Whew! There’s no doubt initiatives — I mean real, ‘let’s get this done’ initiatives – are critical in each of these areas. But, as I said to Jim, we don’t want the sector to choke on the enormity of this list and the demands before them, so what does he see as the priority? Where should academic libraries start? Recognizing that many of the changes required are inter-related and interdependent, and could be — and should be — started simultaneously, Jim  would first focus on creating the national or North American last copy print repositories. Makes sense, since the infrastructure is there, ready to be optimized, by libraries joining forces not as a consortium or a cooperative, but as a collaboratory blurring boundaries and integrating processes, practices and politics — yep, politics.

Jim is fully exploring these possibilities and topics right now; he’s keynoting the Interlending and Document Supply Conference on September 20, 2011, speaking on “Radical Collaboration & the Future of the Academic Library: The 2CUL Project as Case Study (pronounced “too cool” this is a Columbia/Cornell collaboration.)


 

 

 

 

4 comments to Radical Collaboration: Jim Neal

  • jeff trzeciak

    Rebecca, I will be blogging about the evaluation of the symposium at a later date but I have a good pool of responses already. It was clear that the student panel had an impact on the audience as it was identified as “very valuable” by attendees. The 2nd highest went to the faculty group. Clearly we want to hear more from our users, which is a good thing!

    • Rebecca Jones

      Thanks Jeff — will the videos & slides of the day be posted as well? I’d love to start sharing those with people. As for hearing from our users, am I wrong in being shocked that people were surprised? We talk about communicating with students & faculty, yet obviously we haven’t been listening & acting on what we’re hearing. Or, maybe we’ve been listening & acting on it but not to the degree required?
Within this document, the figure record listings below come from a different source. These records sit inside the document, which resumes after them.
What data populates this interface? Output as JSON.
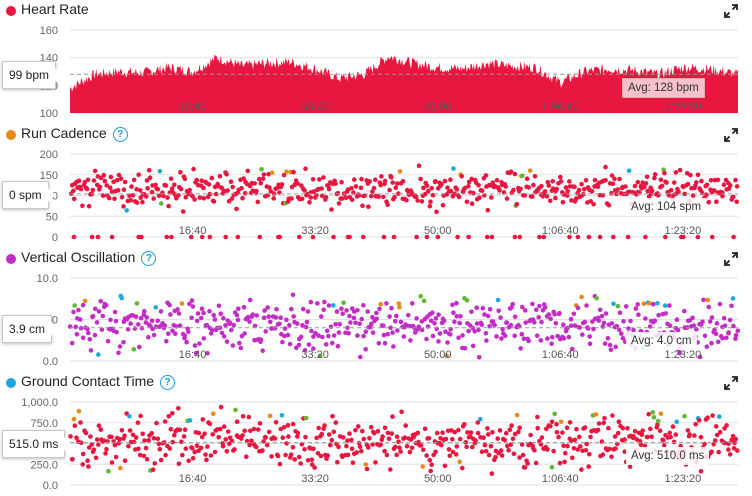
{
  "chart_data": [
    {
      "id": "heart_rate",
      "type": "area",
      "title": "Heart Rate",
      "color": "#e8173f",
      "dot_color": "#e8173f",
      "help_icon": false,
      "yticks": [
        "160",
        "140",
        "120",
        "100"
      ],
      "ytick_values": [
        160,
        140,
        120,
        100
      ],
      "ylim": [
        100,
        160
      ],
      "xticks": [
        "16:40",
        "33:20",
        "50:00",
        "1:06:40",
        "1:23:20"
      ],
      "xtick_values": [
        1000,
        2000,
        3000,
        4000,
        5000
      ],
      "xlim": [
        0,
        5450
      ],
      "current_value": "99 bpm",
      "average_label": "Avg: 128 bpm",
      "average_value": 128,
      "x": [
        0,
        200,
        400,
        600,
        800,
        1000,
        1200,
        1400,
        1600,
        1800,
        2000,
        2200,
        2400,
        2600,
        2800,
        3000,
        3200,
        3400,
        3600,
        3800,
        4000,
        4200,
        4400,
        4600,
        4800,
        5000,
        5200,
        5450
      ],
      "y": [
        118,
        128,
        130,
        129,
        133,
        130,
        140,
        134,
        136,
        137,
        132,
        125,
        128,
        141,
        136,
        133,
        132,
        136,
        134,
        133,
        122,
        130,
        132,
        131,
        128,
        133,
        132,
        128
      ]
    },
    {
      "id": "run_cadence",
      "type": "scatter",
      "title": "Run Cadence",
      "dot_color": "#e88a1a",
      "help_icon": true,
      "yticks": [
        "200",
        "150",
        "100",
        "50",
        "0"
      ],
      "ytick_values": [
        200,
        150,
        100,
        50,
        0
      ],
      "ylim": [
        0,
        200
      ],
      "xticks": [
        "16:40",
        "33:20",
        "50:00",
        "1:06:40",
        "1:23:20"
      ],
      "xtick_values": [
        1000,
        2000,
        3000,
        4000,
        5000
      ],
      "xlim": [
        0,
        5450
      ],
      "current_value": "0 spm",
      "average_label": "Avg: 104 spm",
      "average_value": 104,
      "center": 115,
      "spread": 20,
      "zero_band": true
    },
    {
      "id": "vertical_oscillation",
      "type": "scatter",
      "title": "Vertical Oscillation",
      "dot_color": "#c32cc7",
      "help_icon": true,
      "yticks": [
        "10.0",
        "5.0",
        "0.0"
      ],
      "ytick_values": [
        10,
        5,
        0
      ],
      "ylim": [
        0,
        10
      ],
      "xticks": [
        "16:40",
        "33:20",
        "50:00",
        "1:06:40",
        "1:23:20"
      ],
      "xtick_values": [
        1000,
        2000,
        3000,
        4000,
        5000
      ],
      "xlim": [
        0,
        5450
      ],
      "current_value": "3.9 cm",
      "average_label": "Avg: 4.0 cm",
      "average_value": 4.0,
      "center": 4.2,
      "spread": 1.4
    },
    {
      "id": "ground_contact_time",
      "type": "scatter",
      "title": "Ground Contact Time",
      "dot_color": "#1fa8e0",
      "help_icon": true,
      "yticks": [
        "1,000.0",
        "750.0",
        "500.0",
        "250.0",
        "0.0"
      ],
      "ytick_values": [
        1000,
        750,
        500,
        250,
        0
      ],
      "ylim": [
        0,
        1000
      ],
      "xticks": [
        "16:40",
        "33:20",
        "50:00",
        "1:06:40",
        "1:23:20"
      ],
      "xtick_values": [
        1000,
        2000,
        3000,
        4000,
        5000
      ],
      "xlim": [
        0,
        5450
      ],
      "current_value": "515.0 ms",
      "average_label": "Avg: 510.0 ms",
      "average_value": 510,
      "center": 520,
      "spread": 150
    }
  ],
  "colors": {
    "red": "#e8173f",
    "magenta": "#c32cc7",
    "blue": "#1fa8e0",
    "green": "#5fb82f",
    "orange": "#e88a1a",
    "grid": "#e2e2e2",
    "avg_line": "#9a9a9a"
  }
}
  • How can we continue to say that it is service that distinguishes us when we don’t talk to those we serve? Don’t academic libraries/librarians convene regular focus group sessions with students (good grief, engage an undergraduate research class to do this)? Don’t we have annual student panel at professional days? Jeez…

  • Rebecca Jones

    I hear you, Ken, as do those academic libraries that ARE talking with/listening to/engaging students. And there are many academic libraries who are; and, unfortunately, there are also academic libraries who aren’t listening to students. What was even MORE concerning to me was that, once again, there weren’t any faculty from an iSchool in attendance (oops! Michael Stephens was there!! of course!). Where are the Deans? Where are the faculty of iSchools when the discussion of libraries’ futures are occurring? Why don’t we see Deans or faculty at library conferences like Computers in Libraries or Internet Librarian? We need their engagement in these conversations; we’re interested in their perceptions as they should be interested in where the sector and profession is headed.